Irving Green

Irving B. Green, and Irvin ( his birth name ) or short Irv called Rip, ( born February 6, 1916 in Brooklyn, † July 1, 2006 in Palm Springs, California ) was an American record producer, founder and president of Mercury Records.


Green came from a poor background. He grew up on the West Side of Chicago and studied for two years at St. John's University before the Great Depression forced him to cancel the course. Initially, he worked in his father's painting, then in a company that manufactured hydraulic presses and metal punched. Since these were also used in the plate production, he decided to self- publish shellac records. In 1945 he founded from small beginnings Mercury Records in Chicago, along with Berle Adams ( 1917-2009 ) and Arthur Talmadge. In addition to pop them published early jazz. Because of their limited resources as independent label they sat for promotion rather than on radio broadcasts as the big record labels, to be first taken out in the repertoire of jukeboxes. They also pressed into the Second World War, was rationed as shellac, their plates in plastic, which also had the advantage that it did not break (as opposed to shellac ).

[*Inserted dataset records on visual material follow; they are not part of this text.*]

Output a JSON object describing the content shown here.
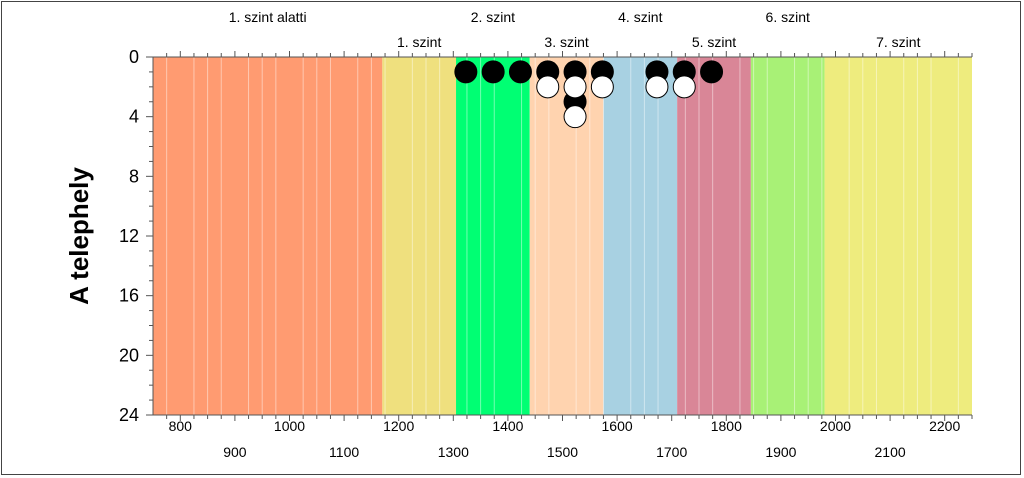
{
  "chart_data": {
    "type": "scatter",
    "ylabel": "A telephely",
    "xlim": [
      750,
      2250
    ],
    "ylim": [
      0,
      24
    ],
    "y_inverted": true,
    "x_ticks": [
      800,
      900,
      1000,
      1100,
      1200,
      1300,
      1400,
      1500,
      1600,
      1700,
      1800,
      1900,
      2000,
      2100,
      2200
    ],
    "y_ticks": [
      0,
      4,
      8,
      12,
      16,
      20,
      24
    ],
    "x_minor_gridlines": true,
    "levels": [
      {
        "label": "1. szint alatti",
        "from": 750,
        "to": 1170,
        "color": "#FF9B71",
        "label_row": "top"
      },
      {
        "label": "1. szint",
        "from": 1170,
        "to": 1305,
        "color": "#EFE07E",
        "label_row": "bottom"
      },
      {
        "label": "2. szint",
        "from": 1305,
        "to": 1440,
        "color": "#00FF73",
        "label_row": "top"
      },
      {
        "label": "3. szint",
        "from": 1440,
        "to": 1575,
        "color": "#FFD3AF",
        "label_row": "bottom"
      },
      {
        "label": "4. szint",
        "from": 1575,
        "to": 1710,
        "color": "#A8D1E2",
        "label_row": "top"
      },
      {
        "label": "5. szint",
        "from": 1710,
        "to": 1845,
        "color": "#D98697",
        "label_row": "bottom"
      },
      {
        "label": "6. szint",
        "from": 1845,
        "to": 1980,
        "color": "#A8F176",
        "label_row": "top"
      },
      {
        "label": "7. szint",
        "from": 1980,
        "to": 2250,
        "color": "#EEEC7E",
        "label_row": "bottom"
      }
    ],
    "series": [
      {
        "marker": "filled-circle",
        "color": "#000000",
        "points": [
          {
            "x": 1323,
            "y": 1
          },
          {
            "x": 1373,
            "y": 1
          },
          {
            "x": 1423,
            "y": 1
          },
          {
            "x": 1473,
            "y": 1
          },
          {
            "x": 1523,
            "y": 1
          },
          {
            "x": 1573,
            "y": 1
          },
          {
            "x": 1673,
            "y": 1
          },
          {
            "x": 1723,
            "y": 1
          },
          {
            "x": 1773,
            "y": 1
          },
          {
            "x": 1523,
            "y": 3
          }
        ]
      },
      {
        "marker": "open-circle",
        "color": "#000000",
        "points": [
          {
            "x": 1473,
            "y": 2
          },
          {
            "x": 1523,
            "y": 2
          },
          {
            "x": 1573,
            "y": 2
          },
          {
            "x": 1673,
            "y": 2
          },
          {
            "x": 1723,
            "y": 2
          },
          {
            "x": 1523,
            "y": 4
          }
        ]
      }
    ]
  }
}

Among the successful musicians in his time at Mercury included Patti Page (Tennessee Waltz ), Frankie Laine, Vic Damone, The Platters ( Only You, The Great Pretender ), Lester Flatt and Earl Scruggs ( Foggy Mountain Breakdown ), Brook Benton, Lesley Gore ( It's my party ) and The Four Seasons in Jazz Dinah Washington, Sarah Vaughn and others.

He was one of those dedicated to the lifting of the ban of the American Federation of Music attended by live musicians appearances on television in 1948. Soon after, he persuaded Ed Sullivan, in his TV show as blues and jazz musicians to present (in particular stood with Mercury under contract ) and made so with that colored musicians from these areas appeared on television live. As Nat King Cole with his show had 1957 problems with the audience he cared for an appearance by Frankie Laine in the show without pay, which is perhaps one of the first joint appearances by a colored and white singer on TV.

Green played a pioneering role in 1964 when he Quincy Jones ( of around 1955 as an arranger for Dinah Washington first came to Mercury ) as the first African American made ​​to Deputy Director and thus brought into the leadership of a major labels. Jones was employed by the label since 1955, and had previously been made ​​in 1961 by Green for A & R in the New York branch.

In his record company he was known for that he, unlike other major record labels to artists about let the copyright to their compositions and texts - he was only interested in the record releases and not on the rights to compositions or note publications.

In 1962 he sold his record company to Philips, but guided them until 1967. Afterwards he went into the real estate business, first in Iran, where he 18,000 homes in southern Iran built with his partner Bill Levitt, until he was expelled after the overthrow of the Shah in 1979 ( and his company nationalized ), and then in Palm Springs, California ( Landau Development ). It is located in Cathedral City, buried ( California).

In 1952 he was a founder of the Recording Industry Association of America. For his contributions to the elimination of racial barriers in the music industry, he was inducted in 2006 in the Gold Circle of the National Academy of Television Arts & Sciences (Region Pacific Southwest ).

He was married and had two daughters.